L’ultima tappa di questa conversazione così variegata e piroettante che è
Esserci davvero riguarda la decisione di Luisa Muraro di dedicarsi allo studio
di Margherita Porete (si veda Lingua materna scienza divina. La filosofia
mistica di Margherita Porete, D’Auria M. 1995) e la sua dedizione alla scrittura
mistica di donne. Sono pagine nelle quali si percepisce l’intensità del fervore
che connota la scoperta della «libertà delle donne [che] diventa proprio
un’apertura d’infinito», la scoperta di una teologia in lingua materna – e il
pensiero corre a Le amiche di Dio. Scritti di mistica femminile (D’Auria M.
2001) e soprattutto a Il Dio delle donne (Mondadori 2003).
La più bella intuizione che grazie a questo suo attraversamento delle mistiche
mi/ci viene donata è che «tutto è storia ma la storia non è tutto. C’è qualcosa
che eccede e questo qualcosa è vuoto, non è nominabile, non è dicibile, è un
niente, è un niente che però io considero un passaggio all’essere». C’è altro,
sostiene Muraro, ovvero c’è «il senso della incompiutezza di ogni impresa umana.
Non è che vada sanata con la dimensione religiosa che per noi è perduta, ma la
consapevolezza del c’è altro, il senso della incompiutezza e della fragilità, va
salvaguardato, e senza cadere nel nichilismo e nella disperazione: come nella
mistica, è nell’attesa che questo altro venga a noi».

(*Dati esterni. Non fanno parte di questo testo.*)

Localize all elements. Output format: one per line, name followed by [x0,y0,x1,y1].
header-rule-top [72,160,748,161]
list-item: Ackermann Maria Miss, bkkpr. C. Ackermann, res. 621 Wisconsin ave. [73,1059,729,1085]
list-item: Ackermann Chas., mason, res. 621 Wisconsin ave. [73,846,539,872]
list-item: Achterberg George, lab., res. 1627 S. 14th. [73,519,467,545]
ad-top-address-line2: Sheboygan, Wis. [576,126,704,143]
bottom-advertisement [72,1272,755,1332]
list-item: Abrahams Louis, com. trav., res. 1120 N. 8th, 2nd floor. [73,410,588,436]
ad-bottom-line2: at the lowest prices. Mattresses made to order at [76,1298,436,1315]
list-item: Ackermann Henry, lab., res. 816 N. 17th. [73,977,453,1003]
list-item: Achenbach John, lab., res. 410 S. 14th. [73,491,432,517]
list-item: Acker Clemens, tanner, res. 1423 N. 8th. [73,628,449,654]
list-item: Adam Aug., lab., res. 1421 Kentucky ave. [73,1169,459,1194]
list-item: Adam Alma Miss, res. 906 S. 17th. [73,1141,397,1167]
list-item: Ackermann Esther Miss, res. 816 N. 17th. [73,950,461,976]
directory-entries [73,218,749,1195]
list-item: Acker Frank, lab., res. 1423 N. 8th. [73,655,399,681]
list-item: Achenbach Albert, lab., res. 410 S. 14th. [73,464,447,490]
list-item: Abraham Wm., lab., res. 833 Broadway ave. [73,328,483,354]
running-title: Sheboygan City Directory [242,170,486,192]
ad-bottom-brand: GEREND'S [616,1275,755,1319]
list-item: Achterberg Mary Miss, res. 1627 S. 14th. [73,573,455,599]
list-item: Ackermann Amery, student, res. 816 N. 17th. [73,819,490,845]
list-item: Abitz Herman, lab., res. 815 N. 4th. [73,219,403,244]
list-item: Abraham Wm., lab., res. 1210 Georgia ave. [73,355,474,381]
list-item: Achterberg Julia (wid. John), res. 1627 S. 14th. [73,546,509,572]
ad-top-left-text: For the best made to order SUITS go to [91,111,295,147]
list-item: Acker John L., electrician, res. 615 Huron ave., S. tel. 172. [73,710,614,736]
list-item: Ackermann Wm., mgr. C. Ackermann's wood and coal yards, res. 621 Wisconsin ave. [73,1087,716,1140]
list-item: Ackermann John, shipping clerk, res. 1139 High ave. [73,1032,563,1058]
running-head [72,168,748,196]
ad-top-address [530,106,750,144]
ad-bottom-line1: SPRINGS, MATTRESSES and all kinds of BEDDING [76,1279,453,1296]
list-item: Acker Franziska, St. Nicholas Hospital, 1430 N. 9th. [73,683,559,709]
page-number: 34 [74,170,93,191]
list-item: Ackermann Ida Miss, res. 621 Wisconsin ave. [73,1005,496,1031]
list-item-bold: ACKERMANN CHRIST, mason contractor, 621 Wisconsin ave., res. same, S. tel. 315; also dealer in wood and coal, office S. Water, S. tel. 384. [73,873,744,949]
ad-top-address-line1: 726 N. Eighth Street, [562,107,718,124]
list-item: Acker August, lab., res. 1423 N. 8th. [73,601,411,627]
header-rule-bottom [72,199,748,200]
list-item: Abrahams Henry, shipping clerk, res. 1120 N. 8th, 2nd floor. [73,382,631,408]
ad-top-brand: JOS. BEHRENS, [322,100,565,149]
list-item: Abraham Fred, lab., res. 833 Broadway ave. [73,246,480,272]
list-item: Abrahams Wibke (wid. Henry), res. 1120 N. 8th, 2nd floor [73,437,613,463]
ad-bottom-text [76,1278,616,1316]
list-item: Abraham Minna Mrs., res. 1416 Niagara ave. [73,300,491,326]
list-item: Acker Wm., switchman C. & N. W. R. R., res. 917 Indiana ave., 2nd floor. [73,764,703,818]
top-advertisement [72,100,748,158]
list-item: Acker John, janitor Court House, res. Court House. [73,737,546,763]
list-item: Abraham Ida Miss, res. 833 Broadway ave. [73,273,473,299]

Si tratta di disfare la maglia di questo mondo per fare posto ad altro: «Altro,
che cosa?». Luisa Muraro ha cercato la risposta nei testi delle scrittrici
beghine e delle poetesse preferite e ha trovato, «come risposta, che questo
“altro” è l’impossibile: la teologia in lingua materna insegna in pratica (e,
entro certi limiti, anche in teoria) a stare al mondo con la certezza che in
esso ha luogo, o può trovarlo, anche l’impossibile» (Il Dio delle donne, 2003,
p. 84). In tempi di apparente agonia dell’umano imposta dai potenti di turno il
tesoro di Luisa Muraro si racchiude in definitiva nella potenza del c’è altro,
che tradotto nella nostra quotidianità consiste per l’appunto nella salvaguardia
della fragilità e dell’incompiutezza e prepara ogni singolo/a a un altro ordine
di rapporti ora, qui, su questa Terra.